The wife volunteers at the local fire house and they had their annual banquet over this past weekend.  Our house is no longer the headquarters for the basket raffle items that were all won and I have my Dining Room (soon to be home office) back.  The banquet, which I helped out at on Saturday, went well and made some money.  We’re not sure if this year was better than previous years as no one kept records of the financials.  My wife, the organized person she is, has detailed reports on everything and will preset it at their wrap-up meeting.  She’s made an impression with the fire house and is working on getting a part-time gig approved to do their book-keeping and light accounting work.  It will get her out of her current job, which she hates.

After realizing that I hit my maximum paid-time-off hours after my last paycheck, it was time for me to start taking some days off.  The wife had several that I needed to take because of random half-days and days-off my daughter has with her school.  The American school year really is horrible, but that’s a topic for another day.  We identified several days through June that I submitted for time off.  I added a few of my own, at random, that I’ll figure out what to do when they get closer.  I’ve been itching to get down to Ocean City, NJ for a day and one of those random days before the season starts might be a good time to head down there.  I always liked being down there when it didn’t have hordes of people around.  Some much-needed time off is in my future thankfully.

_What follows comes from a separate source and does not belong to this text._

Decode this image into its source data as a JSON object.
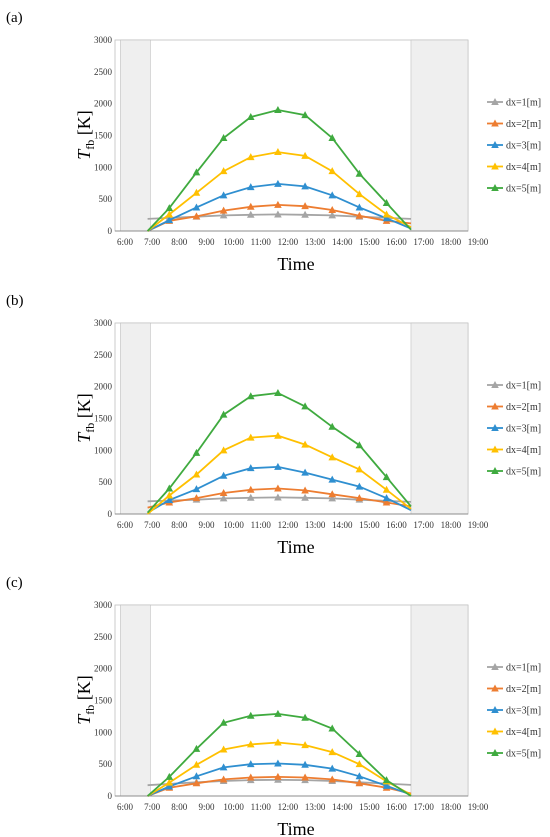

One more random subject to talk about is my daughter needing to get braces.  She’s counting down the days and it boggles my mind why.  I never had braces and to be honest, never wanted them even if I did need them.  It’s almost like she’s seeing them as a status symbol or a right of passage.  She asked me if they would hurt when she got them on and being blunt, I said of course they would hurt.  Every time she goes in to have them adjusted and tightened, her teeth will ache for a few days until the pressure lets up.  Not being phased about this, she is still excited none the less.  I believe she thinks she will get some special treatment or leniency on the consumption of screen time, but that won’t be the case.  The limits are there for reasons she’s not aware of and that doesn’t change regardless of the situation.

I’m hoping for more time to write in the near future.  See you all Thursday.